1. The ratio of the surface of the capillary bed to the volume of tissue supplied by the vessels (S/V ratio) for both open and closed capillaries in fat-rich tissue of the rat is 51.9, in fat-poor tissue of the same sort 222.2. About one-half of the capillaries in fat-rich tissue, to one-fourth in fat-poor tissue, are open during ordinary activity. The total capillary bed of fat-rich tissue is one-third as great as in muscle; the total capillary bed of fat-poor tissue has about the same density as that of the most poorly supplied muscle. This establishes the fact quantitatively that the capillary bed of fat is relatively inadequate, compared to other tissues, for transferring inert gases from fat tissue at a sufficiently rapid rate to prevent the occurrence of extravascular bubbles following rapid decompression from high pressure atmospheres. It also explains the greater distention of the blood vessels in fat tissue, due to gas, than in any other tissue following decompression. The observations have a bearing also on the estimation of the permeability of the blood-fat barrier to inert gases.

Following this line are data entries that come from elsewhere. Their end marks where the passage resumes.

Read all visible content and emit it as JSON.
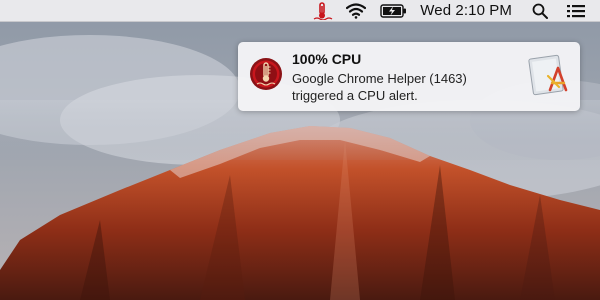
{
  "menubar": {
    "clock": "Wed 2:10 PM",
    "icons": [
      "thermometer-icon",
      "wifi-icon",
      "battery-icon",
      "search-icon",
      "list-icon"
    ]
  },
  "notification": {
    "title": "100% CPU",
    "line1": "Google Chrome Helper (1463)",
    "line2": "triggered a CPU alert.",
    "app_icon": "thermometer-app-icon",
    "content_image": "activity-monitor-icon"
  },
  "colors": {
    "menubar_bg": "#ececee",
    "alert_red": "#c8161d",
    "notif_bg": "#f4f4f6",
    "rock_orange": "#c8552a"
  }
}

2. The volume of protoplasm of fat cells may be very small; a method is presented for estimating it quantitatively. Since it alone is important in metabolism, recalculation of the basic data on a basis of the ratio of surface area of capillaries to volume of protoplasm of fat cell in fat tissue yields a more useful figure. For fat-rich fat tissue S/V (protoplasm) = 2159.0 (for total capillary surface) or 977.6 (for open capillary surface). This means that for purpose of metabolism, the capillary bed is far richer than that of muscle.